La zona preferida seguía siendo el Espolón, tanto el viejo (la orilla del Pisuerga situada detrás de la Academia de Caballería) como el nuevo (más inmediato al Puente Mayor), adornado con bancos de piedra, estatuas y rejería, y caracterizado por sus calles de árboles, olmos en su mayor parte, acacias y ailantos. «Los coches paseaban por la carretera, limitada a cada lado por una fila de bancos con respaldo de hierro. Más allá, comenzaba la explanada de las Moreras», dejó escrito Narciso Alonso Cortés.

En las noches de verano comenzaron a cobrar fama, desde 1854, los paseos por el Prado de la Magdalena, muy mejorado después del traslado a esa zona del Vivero del Ayuntamiento. Según Alonso Cortés, también el Campo Grande se había embellecido para la ocasión mediante el trazado de tres paseos paralelos y la colocación, en los años 30, de tres estatuas regaladas por el Rey: «A la entrada, en la parte más próxima a la calle de Santiago, la estatua de Mercurio; en el centro, la de Venus; a la terminación, frente al convento de Capuchinos, la de Neptuno».

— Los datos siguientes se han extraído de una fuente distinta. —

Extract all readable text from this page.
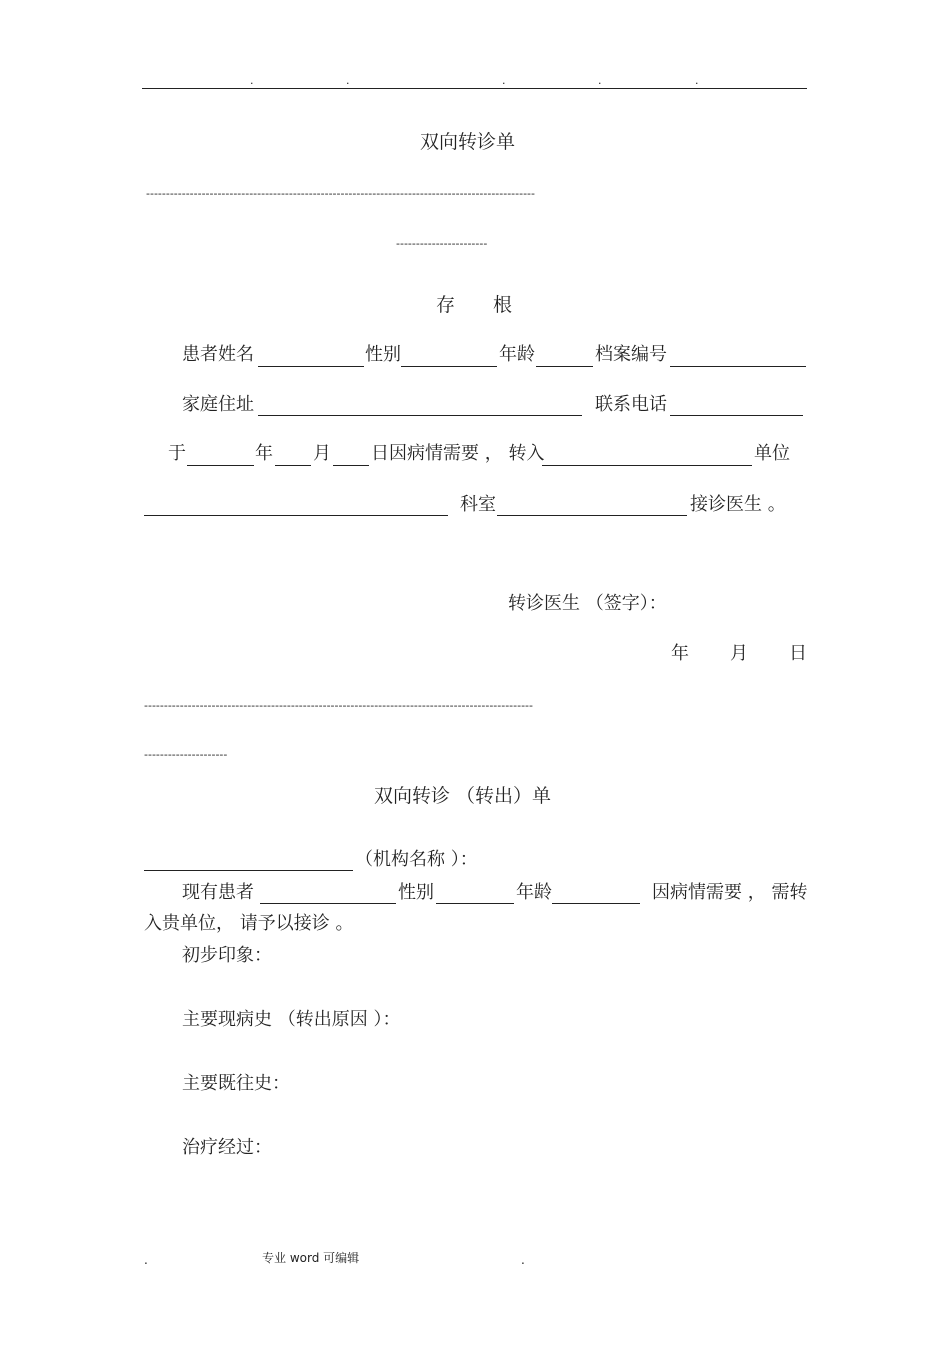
.	.	.	.	.
双向转诊单
--------------------------------------------------------------------------------------------------
-----------------------
存　　根
患者姓名	性别	年龄	档案编号
家庭住址	联系电话
于	年 月 日因病情需要 ， 转入	单位
科室	接诊医生 。
转诊医生 （签字）：
年 月 日
--------------------------------------------------------------------------------------------------
---------------------
双向转诊 （转出）单
（机构名称 ）：
现有患者	性别	年龄	因病情需要 ， 需转
入贵单位， 请予以接诊 。
初步印象：
主要现病史 （转出原因 ）：
主要既往史：
治疗经过：
.	专业 word 可编辑	.
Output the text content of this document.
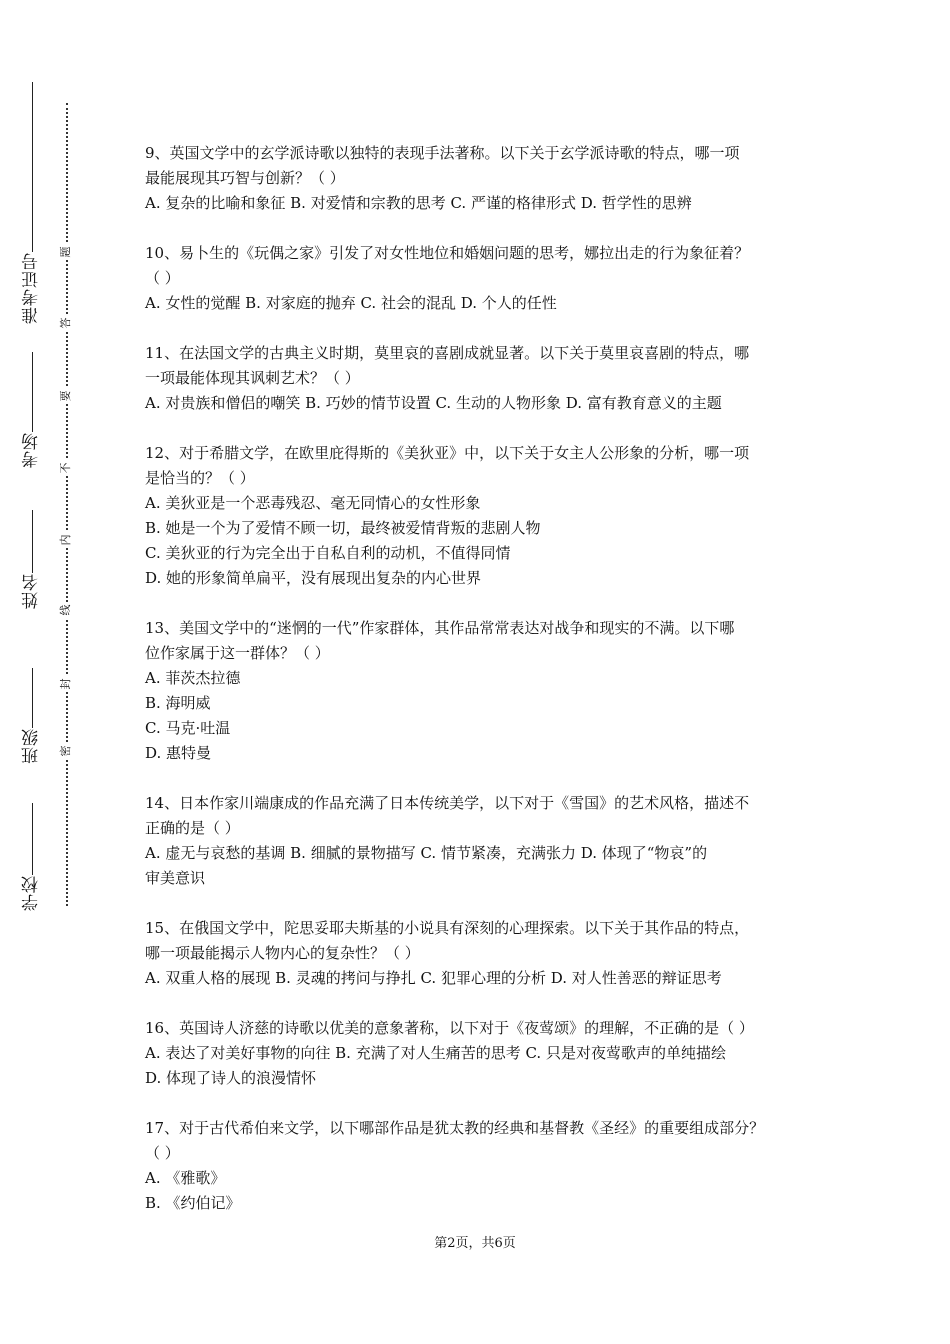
学校
班级
姓名
考场
准考证号
密
封
线
内
不
要
答
题

9、英国文学中的玄学派诗歌以独特的表现手法著称。以下关于玄学派诗歌的特点，哪一项

最能展现其巧智与创新？（ ）

A. 复杂的比喻和象征 B. 对爱情和宗教的思考 C. 严谨的格律形式 D. 哲学性的思辨

10、易卜生的《玩偶之家》引发了对女性地位和婚姻问题的思考，娜拉出走的行为象征着？

（ ）

A. 女性的觉醒 B. 对家庭的抛弃 C. 社会的混乱 D. 个人的任性

11、在法国文学的古典主义时期，莫里哀的喜剧成就显著。以下关于莫里哀喜剧的特点，哪

一项最能体现其讽刺艺术？（ ）

A. 对贵族和僧侣的嘲笑 B. 巧妙的情节设置 C. 生动的人物形象 D. 富有教育意义的主题

12、对于希腊文学，在欧里庇得斯的《美狄亚》中，以下关于女主人公形象的分析，哪一项

是恰当的？（ ）

A. 美狄亚是一个恶毒残忍、毫无同情心的女性形象

B. 她是一个为了爱情不顾一切，最终被爱情背叛的悲剧人物

C. 美狄亚的行为完全出于自私自利的动机，不值得同情

D. 她的形象简单扁平，没有展现出复杂的内心世界

13、美国文学中的“迷惘的一代”作家群体，其作品常常表达对战争和现实的不满。以下哪

位作家属于这一群体？（ ）

A. 菲茨杰拉德

B. 海明威

C. 马克·吐温

D. 惠特曼

14、日本作家川端康成的作品充满了日本传统美学，以下对于《雪国》的艺术风格，描述不

正确的是（ ）

A. 虚无与哀愁的基调 B. 细腻的景物描写 C. 情节紧凑，充满张力 D. 体现了“物哀”的

审美意识

15、在俄国文学中，陀思妥耶夫斯基的小说具有深刻的心理探索。以下关于其作品的特点，

哪一项最能揭示人物内心的复杂性？（ ）

A. 双重人格的展现 B. 灵魂的拷问与挣扎 C. 犯罪心理的分析 D. 对人性善恶的辩证思考

16、英国诗人济慈的诗歌以优美的意象著称，以下对于《夜莺颂》的理解，不正确的是（ ）

A. 表达了对美好事物的向往 B. 充满了对人生痛苦的思考 C. 只是对夜莺歌声的单纯描绘

D. 体现了诗人的浪漫情怀

17、对于古代希伯来文学，以下哪部作品是犹太教的经典和基督教《圣经》的重要组成部分？

（ ）

A. 《雅歌》

B. 《约伯记》

第2页，共6页
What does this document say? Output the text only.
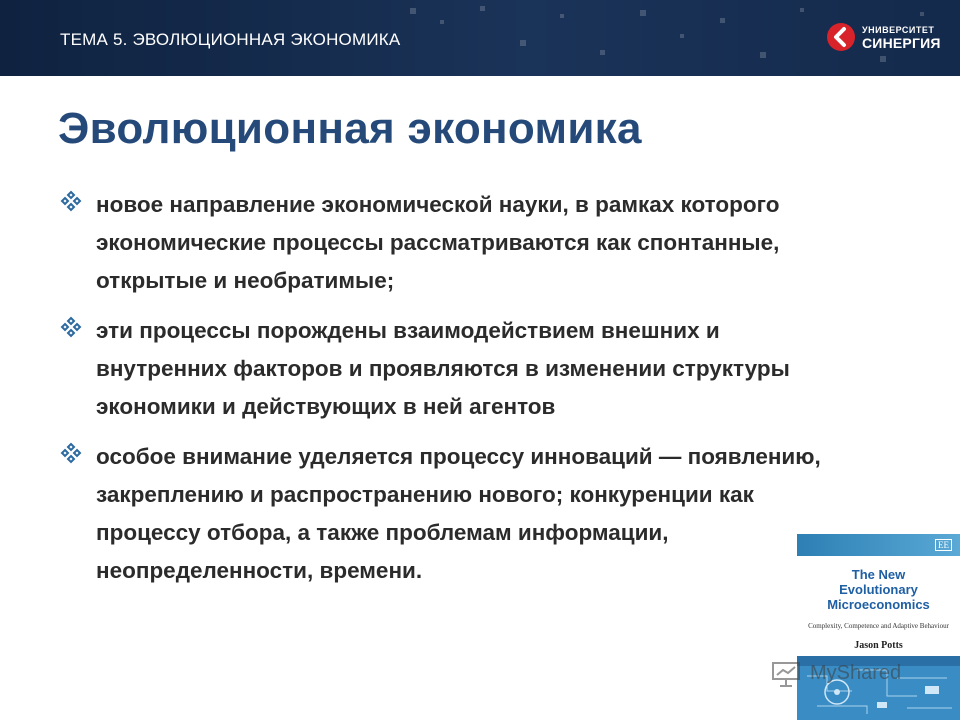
ТЕМА 5. ЭВОЛЮЦИОННАЯ ЭКОНОМИКА	УНИВЕРСИТЕТ
СИНЕРГИЯ
Эволюционная экономика
новое направление экономической науки, в рамках которого экономические процессы рассматриваются как спонтанные, открытые и необратимые;
эти процессы порождены взаимодействием внешних и внутренних факторов и проявляются в изменении структуры экономики и действующих в ней агентов
особое внимание уделяется процессу инноваций — появлению, закреплению и распространению нового; конкуренции как процессу отбора, а также проблемам информации, неопределенности, времени.
EE
The New
Evolutionary
Microeconomics
Complexity, Competence and Adaptive Behaviour
Jason Potts
MyShared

Y en las noches de invierno era frecuente pasear por la Acera de Recoletos, que entonces contaba con tres líneas de árboles en cuyo centro formaban un gran salón con bancos de piedra, faroles de gas a ambos lados sobre esbeltas columnas de hierro pintadas de verde, y jardincillos que lo separaban del Campo Grande, con una fuente en el centro y una estatua de la diosa Fortuna.